There’s a tendency for us engineers to make our diagrams and drawings how they look in our heads. The problem is, when I look at my diagrams I see everything that’s there plus some stuff I keep in my head. I also tend to ignore the aesthetics of the drawing because I’m more interested in the actual solution that I’m trying to depict rather than the picture as a whole.
Drawings that we make for ourselves can be a mess. They’re only going to be looked at by us so it doesn’t really matter. More often than not those drawings that we start to make for ourselves quickly turn into our working documentation for a project. Now we’ve got a totally different beast. Now we’ve got something that needs to be presented to change boards or managers for approval. We’ve got a document that other engineers, both present and future, will refer to in order to figure out why we did something.
Too often I get to these meetings or go to review some artifact document and things are a mess. There are several things that I think make drawings a mess, so here are some that I think are easy to avoid and will make your life easier when you’re trying to convey the concept behind the drawing to non-engineers.
1) If you can avoid lines crossing over each other, do so. I think this is my biggest pet peeve. Yes, you will have to take more time. Yes, you will have to “correct” the connector lines. They might even have to go to different connection points. You may even have to move things around to avoid crossing lines. Here’s a fun way to practice: http://www.neok12.com/games/uncross-lines/uncross-lines.htm
2) Don’t try to fit too much into one drawing. It sounds simple, but man I see way too many drawings that try to include EVERYTHING. Do a different page for each OSI layer. It will make your life easier and will make it much more simple to explain to non-engineering types. If you feel you must put everything one drawing set different elements to different layers.

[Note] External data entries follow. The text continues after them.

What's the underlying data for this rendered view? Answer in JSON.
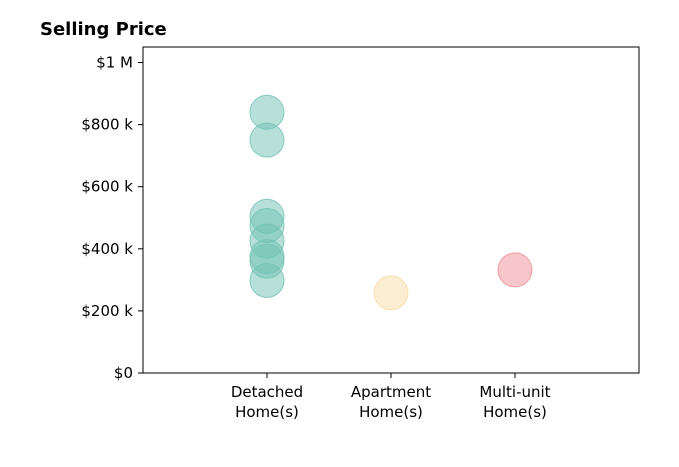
{
  "chart_data": {
    "type": "scatter",
    "title": "Selling Price",
    "xlabel": "",
    "ylabel": "",
    "categories": [
      [
        "Detached",
        "Home(s)"
      ],
      [
        "Apartment",
        "Home(s)"
      ],
      [
        "Multi-unit",
        "Home(s)"
      ]
    ],
    "ylim": [
      0,
      1050000
    ],
    "yticks": [
      0,
      200000,
      400000,
      600000,
      800000,
      1000000
    ],
    "ytick_labels": [
      "$0",
      "$200 k",
      "$400 k",
      "$600 k",
      "$800 k",
      "$1 M"
    ],
    "xlim": [
      -1,
      3
    ],
    "grid": false,
    "series": [
      {
        "category_index": 0,
        "color": "#6fc2b4",
        "values": [
          840000,
          750000,
          505000,
          475000,
          425000,
          375000,
          360000,
          298000
        ]
      },
      {
        "category_index": 1,
        "color": "#f6dca4",
        "values": [
          258000
        ]
      },
      {
        "category_index": 2,
        "color": "#ef8d95",
        "values": [
          332000
        ]
      }
    ]
  }
}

3) Round corners. I don’t think people fully appreciate how much better shapes look with rounded corners.
4) Before you are finished with the document set a background. Even if it’s plain white it will make your presentation more clean. Connection lines will be much easier to follow without the grid pattern in the back.
5) Fill your shapes and use contrasting text colors. One of the best tips I saw (I think it was on http://www.visguy.com) was to set your fill color in your shapes to a strong color, change the lines on the outside to a shade of grey, and make the text inside white. It’s a simple thing, it takes but a second and people will compliment your drawings in meetings.
Here is an example of what not to do:
Things cross…everything looks the same, and the background is the default grid. This is what you get if you just draw shapes and use the connector tool. While this has become the norm I find it lazy and it won’t really impress anybody in a meeting. Remember, the ones in the meetings that care about how things look often are the ones in charge of your paycheck, so let’s try to impress them, shall we?
So in this example we still have lines crossing over, but that’s unavoidable with the topology. I thickened the lines so they don’t look so dainty, including the borders on the shapes. We changed the fill colors of the shapes, rounded the corners, changed the text to white, bolded the font, and changed the crossing connectors to “straight lines”. Much better looking.
So there are the first few tips. I’m sure I’ll have more. Hopefully they help.